Suddenly the cab was full of sand. The boy gave a wordless shout and the pick-up pitched sideways, the windscreen was dark with sliding sand, sand pumped through the open windows in a pelting rattle and in a moment was heavy in their laps and round their feet. Robin squeezed his eyes shut on the sting of it, and felt the boy’s arm in his side, scrabbling for the gear-shift. He gulped a breath and was choking and spitting out sand, while the van stood still, or was it vaguely sliding. Then the engine rose to a scream, the sand came alive again, and they were lurching upwards and ahead in a panic of burning revs. Robin thought they wouldn’t do it, weighed down by the element they were struggling with. He wondered if the sand was bottomless.
When they were free of it they shot forward across the slope, as if the racing machinery couldn’t be reined in; or as if the invisible pit they had blundered into might follow after them, like a hungry and offended spirit of the place, clothed in a spiralling storm.
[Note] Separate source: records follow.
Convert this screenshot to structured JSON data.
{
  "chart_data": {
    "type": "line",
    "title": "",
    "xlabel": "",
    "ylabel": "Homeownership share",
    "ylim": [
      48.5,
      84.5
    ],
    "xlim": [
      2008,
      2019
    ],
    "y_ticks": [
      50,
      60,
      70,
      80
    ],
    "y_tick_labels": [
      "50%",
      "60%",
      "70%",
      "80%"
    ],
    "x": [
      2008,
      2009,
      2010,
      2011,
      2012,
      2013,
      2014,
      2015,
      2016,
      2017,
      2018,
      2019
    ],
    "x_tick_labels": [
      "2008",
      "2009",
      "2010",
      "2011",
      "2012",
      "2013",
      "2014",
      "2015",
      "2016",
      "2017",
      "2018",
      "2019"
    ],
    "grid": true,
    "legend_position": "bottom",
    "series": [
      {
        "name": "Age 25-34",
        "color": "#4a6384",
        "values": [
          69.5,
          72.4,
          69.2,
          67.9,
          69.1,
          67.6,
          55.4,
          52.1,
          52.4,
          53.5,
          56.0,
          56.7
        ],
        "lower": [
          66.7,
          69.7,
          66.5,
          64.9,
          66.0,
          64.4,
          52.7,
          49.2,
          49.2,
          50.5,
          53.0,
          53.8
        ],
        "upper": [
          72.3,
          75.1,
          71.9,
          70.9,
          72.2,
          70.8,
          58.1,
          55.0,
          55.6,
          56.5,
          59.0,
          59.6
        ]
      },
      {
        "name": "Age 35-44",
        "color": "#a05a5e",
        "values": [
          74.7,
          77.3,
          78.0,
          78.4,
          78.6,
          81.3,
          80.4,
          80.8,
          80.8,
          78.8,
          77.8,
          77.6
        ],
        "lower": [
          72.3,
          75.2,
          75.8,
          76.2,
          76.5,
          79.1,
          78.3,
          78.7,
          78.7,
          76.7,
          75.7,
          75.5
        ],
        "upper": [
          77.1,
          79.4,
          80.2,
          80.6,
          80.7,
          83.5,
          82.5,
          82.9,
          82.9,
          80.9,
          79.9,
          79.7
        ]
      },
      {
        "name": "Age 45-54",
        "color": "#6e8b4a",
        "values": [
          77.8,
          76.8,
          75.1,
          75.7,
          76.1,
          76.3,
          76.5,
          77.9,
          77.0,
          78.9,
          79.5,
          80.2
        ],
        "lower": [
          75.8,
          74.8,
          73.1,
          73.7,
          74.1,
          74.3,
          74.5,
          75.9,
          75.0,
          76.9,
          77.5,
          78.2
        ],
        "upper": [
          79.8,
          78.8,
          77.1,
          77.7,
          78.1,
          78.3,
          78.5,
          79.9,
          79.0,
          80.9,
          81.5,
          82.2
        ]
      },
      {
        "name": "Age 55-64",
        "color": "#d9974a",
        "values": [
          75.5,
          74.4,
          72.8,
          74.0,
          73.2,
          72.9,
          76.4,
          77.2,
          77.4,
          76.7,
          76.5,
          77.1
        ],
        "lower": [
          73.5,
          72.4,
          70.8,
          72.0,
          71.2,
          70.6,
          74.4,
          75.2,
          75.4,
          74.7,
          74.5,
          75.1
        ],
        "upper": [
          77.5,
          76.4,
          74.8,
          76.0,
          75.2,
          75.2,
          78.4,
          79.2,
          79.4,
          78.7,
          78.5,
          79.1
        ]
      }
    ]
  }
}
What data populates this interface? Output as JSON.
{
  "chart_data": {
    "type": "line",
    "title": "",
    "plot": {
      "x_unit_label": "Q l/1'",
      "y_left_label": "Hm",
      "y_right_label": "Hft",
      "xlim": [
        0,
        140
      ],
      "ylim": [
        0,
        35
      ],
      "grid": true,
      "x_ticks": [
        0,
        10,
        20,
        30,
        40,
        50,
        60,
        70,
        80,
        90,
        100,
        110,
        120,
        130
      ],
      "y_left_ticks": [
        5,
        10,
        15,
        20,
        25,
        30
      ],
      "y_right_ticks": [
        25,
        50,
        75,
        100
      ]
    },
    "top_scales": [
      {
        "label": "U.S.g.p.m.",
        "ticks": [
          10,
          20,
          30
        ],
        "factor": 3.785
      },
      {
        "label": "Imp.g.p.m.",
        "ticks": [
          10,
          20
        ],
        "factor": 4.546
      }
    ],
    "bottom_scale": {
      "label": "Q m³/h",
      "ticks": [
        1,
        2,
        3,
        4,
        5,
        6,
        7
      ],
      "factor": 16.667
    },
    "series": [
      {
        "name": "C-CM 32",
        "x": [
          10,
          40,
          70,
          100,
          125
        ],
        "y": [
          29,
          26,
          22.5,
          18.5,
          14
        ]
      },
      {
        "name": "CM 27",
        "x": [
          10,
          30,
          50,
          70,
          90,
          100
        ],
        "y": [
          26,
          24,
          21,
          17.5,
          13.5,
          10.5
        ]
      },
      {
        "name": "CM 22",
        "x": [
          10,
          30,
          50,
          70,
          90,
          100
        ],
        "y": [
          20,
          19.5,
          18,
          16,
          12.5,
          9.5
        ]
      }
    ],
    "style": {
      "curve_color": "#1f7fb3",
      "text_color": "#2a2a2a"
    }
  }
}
There wasn’t much to see, and as Robin dawdled reverently around with his camera and his notebook he was unsure if the scare in the car had made the destination more preciously perilous or more evidently not worth the effort. Much of the house had been built of wood, marked grey and rose in Wright’s insouciant sketches, or of canvas, which was useless against the freezing desert nights, and equally combustible. All that remained standing, at the end of a terrace of fissured concrete, was the rough bulk of the hearth and the chimney-stack, a little tower of boulders, the bluntly symbolic heart of the place.